O prefeito de São Paulo, Ricardo Nunes, confirmou nesta quarta, 15, que entrou na justiça contra a 99 devido à empresa ter começado a oferecer na cidade o serviço de transporte por motocicletas em seu app.
Segundo o prefeito, a iniciativa contraria o decreto municipal 62.144/23, de 2023, que proíbe mototáxis e também o transporte de passageiros em motos.
A 99 tem afirmado, em entrevistas e comunicados, que a Prefeitura não pode impedir o serviço, porque ele está respaldado pela lei federal nº 12.587, de 2012, a Política Nacional de Mobilidade Urbana (PNUB). O argumento do app de transporte é que a lei permite o transporte de passageiros tanto em carros como motos.
99 também reage na justiça
Na opinião da 99, a Prefeitura apenas pode regulamentar e fiscalizar o serviço. Por isso, a empresa afirma que não pretende interromper a oferta de viagens por motos em seu app.
Também nesta quarta, a 99 confirmou que entrou com um mandado de segurança para “proteger os direitos da empresa e de seus passageiros e motociclistas diante das ameaças da Prefeitura de São Paulo contra o funcionamento, legal, do serviço”.
A companhia voltou a repetir que tal entendimento é corroborado por 20 decisões judiciais em todo o Brasil e disse estar aberta ao diálogo com a Prefeitura “para colaborar com uma futura regulamentação que esteja dentro da competência do Poder Municipal”.
A 99 foi além e também disse que impetrou na justiça um mandado de segurança na 8ª Vara de Fazenda Pública para que o ato da gestão do prefeito Ricardo Nunes (MDB) seja declarado nulo.
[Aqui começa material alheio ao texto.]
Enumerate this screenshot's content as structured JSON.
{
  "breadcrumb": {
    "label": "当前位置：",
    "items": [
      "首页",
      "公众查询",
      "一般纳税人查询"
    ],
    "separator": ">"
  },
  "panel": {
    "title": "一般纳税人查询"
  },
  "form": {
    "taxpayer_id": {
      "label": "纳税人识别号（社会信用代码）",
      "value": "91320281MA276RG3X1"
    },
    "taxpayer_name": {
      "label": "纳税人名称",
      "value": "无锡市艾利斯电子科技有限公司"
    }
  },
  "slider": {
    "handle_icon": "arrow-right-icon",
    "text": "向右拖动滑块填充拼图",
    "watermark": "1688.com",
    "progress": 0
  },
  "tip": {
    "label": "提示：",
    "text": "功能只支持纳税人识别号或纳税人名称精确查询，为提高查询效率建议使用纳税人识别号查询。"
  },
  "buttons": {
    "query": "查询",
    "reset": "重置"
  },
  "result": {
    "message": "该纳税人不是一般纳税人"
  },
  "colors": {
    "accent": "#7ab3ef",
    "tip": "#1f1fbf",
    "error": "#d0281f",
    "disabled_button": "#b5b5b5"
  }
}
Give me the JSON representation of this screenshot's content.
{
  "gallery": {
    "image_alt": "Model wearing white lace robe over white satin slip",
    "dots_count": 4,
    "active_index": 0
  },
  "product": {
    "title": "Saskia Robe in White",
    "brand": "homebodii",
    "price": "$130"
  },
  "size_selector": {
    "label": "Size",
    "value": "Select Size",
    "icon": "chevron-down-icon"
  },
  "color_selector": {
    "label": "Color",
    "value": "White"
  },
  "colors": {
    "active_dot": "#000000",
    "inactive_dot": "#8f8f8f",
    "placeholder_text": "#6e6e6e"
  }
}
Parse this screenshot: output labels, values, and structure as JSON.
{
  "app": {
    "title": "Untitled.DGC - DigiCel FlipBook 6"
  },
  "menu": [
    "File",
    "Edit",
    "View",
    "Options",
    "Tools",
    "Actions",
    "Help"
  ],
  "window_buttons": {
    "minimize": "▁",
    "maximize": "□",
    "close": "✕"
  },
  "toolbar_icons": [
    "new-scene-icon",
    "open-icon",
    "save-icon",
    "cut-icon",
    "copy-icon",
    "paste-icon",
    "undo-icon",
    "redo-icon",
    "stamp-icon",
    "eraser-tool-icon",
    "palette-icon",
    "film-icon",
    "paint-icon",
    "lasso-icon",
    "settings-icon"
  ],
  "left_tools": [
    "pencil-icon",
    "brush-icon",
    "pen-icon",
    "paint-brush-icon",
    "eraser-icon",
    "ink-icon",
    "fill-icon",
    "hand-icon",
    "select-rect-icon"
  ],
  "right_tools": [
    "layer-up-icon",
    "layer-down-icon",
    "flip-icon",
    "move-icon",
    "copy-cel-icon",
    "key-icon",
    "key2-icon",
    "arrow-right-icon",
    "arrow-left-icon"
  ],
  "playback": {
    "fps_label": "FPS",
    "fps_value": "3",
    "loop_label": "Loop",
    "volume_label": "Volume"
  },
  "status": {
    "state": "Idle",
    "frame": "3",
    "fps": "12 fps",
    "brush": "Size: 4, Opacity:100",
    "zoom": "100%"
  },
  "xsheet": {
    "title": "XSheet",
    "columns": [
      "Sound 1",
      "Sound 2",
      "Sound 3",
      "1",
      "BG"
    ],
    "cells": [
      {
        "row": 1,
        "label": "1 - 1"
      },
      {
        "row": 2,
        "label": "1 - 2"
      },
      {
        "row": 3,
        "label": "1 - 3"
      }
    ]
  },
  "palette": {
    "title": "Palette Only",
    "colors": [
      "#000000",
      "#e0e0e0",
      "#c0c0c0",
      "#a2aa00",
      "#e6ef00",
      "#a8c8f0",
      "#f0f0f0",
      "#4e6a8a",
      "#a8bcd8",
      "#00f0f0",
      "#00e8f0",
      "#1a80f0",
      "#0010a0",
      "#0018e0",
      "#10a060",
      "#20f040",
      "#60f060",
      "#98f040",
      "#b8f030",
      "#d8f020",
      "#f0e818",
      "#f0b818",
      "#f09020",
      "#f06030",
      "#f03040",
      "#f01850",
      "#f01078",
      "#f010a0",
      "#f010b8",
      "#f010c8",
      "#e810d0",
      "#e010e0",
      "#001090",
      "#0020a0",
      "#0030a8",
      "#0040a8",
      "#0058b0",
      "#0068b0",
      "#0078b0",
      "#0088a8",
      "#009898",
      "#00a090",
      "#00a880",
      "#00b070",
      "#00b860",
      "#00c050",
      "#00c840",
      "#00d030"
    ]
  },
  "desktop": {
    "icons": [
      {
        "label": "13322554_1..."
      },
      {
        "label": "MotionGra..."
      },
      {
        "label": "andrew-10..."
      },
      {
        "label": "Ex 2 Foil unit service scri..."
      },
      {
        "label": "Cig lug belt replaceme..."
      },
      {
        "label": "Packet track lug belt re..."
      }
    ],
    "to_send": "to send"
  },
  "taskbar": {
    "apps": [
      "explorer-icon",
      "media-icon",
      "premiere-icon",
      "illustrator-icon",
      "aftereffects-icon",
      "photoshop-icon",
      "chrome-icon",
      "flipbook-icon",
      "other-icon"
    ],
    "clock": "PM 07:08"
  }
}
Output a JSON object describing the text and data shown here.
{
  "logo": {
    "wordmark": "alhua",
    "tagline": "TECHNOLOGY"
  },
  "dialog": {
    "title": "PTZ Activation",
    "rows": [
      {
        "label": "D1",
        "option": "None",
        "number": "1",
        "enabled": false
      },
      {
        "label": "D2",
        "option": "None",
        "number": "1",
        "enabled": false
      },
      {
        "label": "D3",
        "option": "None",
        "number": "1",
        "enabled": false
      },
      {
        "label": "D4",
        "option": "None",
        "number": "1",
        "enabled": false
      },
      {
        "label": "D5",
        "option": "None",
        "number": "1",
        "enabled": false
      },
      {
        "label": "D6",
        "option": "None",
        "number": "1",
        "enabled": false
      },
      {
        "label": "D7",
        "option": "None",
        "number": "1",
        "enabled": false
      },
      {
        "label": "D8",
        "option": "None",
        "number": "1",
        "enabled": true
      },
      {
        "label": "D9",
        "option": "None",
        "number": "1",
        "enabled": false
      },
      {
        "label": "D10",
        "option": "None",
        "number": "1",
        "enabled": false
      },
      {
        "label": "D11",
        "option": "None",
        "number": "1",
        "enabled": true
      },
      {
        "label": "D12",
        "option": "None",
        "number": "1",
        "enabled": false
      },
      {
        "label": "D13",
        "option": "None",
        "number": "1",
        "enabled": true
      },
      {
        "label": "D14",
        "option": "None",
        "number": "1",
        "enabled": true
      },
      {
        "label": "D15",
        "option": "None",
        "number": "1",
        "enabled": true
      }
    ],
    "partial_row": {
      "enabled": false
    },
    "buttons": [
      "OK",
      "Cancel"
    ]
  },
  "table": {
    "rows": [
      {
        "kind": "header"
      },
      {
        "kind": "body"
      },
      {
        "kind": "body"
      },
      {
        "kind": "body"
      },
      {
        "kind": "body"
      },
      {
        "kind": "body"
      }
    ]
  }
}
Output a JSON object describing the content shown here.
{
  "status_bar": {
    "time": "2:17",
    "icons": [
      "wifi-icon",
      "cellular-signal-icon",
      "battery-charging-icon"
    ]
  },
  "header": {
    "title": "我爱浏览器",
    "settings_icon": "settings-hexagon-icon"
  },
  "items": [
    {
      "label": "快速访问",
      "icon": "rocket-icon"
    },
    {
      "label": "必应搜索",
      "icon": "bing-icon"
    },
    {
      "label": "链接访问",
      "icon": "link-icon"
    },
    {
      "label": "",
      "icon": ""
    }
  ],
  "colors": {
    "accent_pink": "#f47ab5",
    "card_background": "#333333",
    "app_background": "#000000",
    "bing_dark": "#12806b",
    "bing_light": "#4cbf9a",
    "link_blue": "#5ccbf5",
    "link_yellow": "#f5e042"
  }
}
O argumento é que o Comitê Municipal de Uso Viário, órgão da prefeitura, está contrariando o entendimento do Supremo Tribunal Federal (STF) em relação ao tema, o que seria um ato coator e inconstitucional.
“O transporte remunerado privado individual de passageiros é uma modalidade que, desde 2018, está prevista no inciso X do art. 4º da Política Nacional de Mobilidade Urbana. A oferta de viagens nesta modalidade pode se dar tanto por meio de automóveis como por motocicletas, como já ocorre em todas as capitais de estado e em numerosas cidades do país e como tem reconhecido, de forma reiterada, a jurisprudência de diversos tribunais brasileiros”, afirma a 99 em sua petição.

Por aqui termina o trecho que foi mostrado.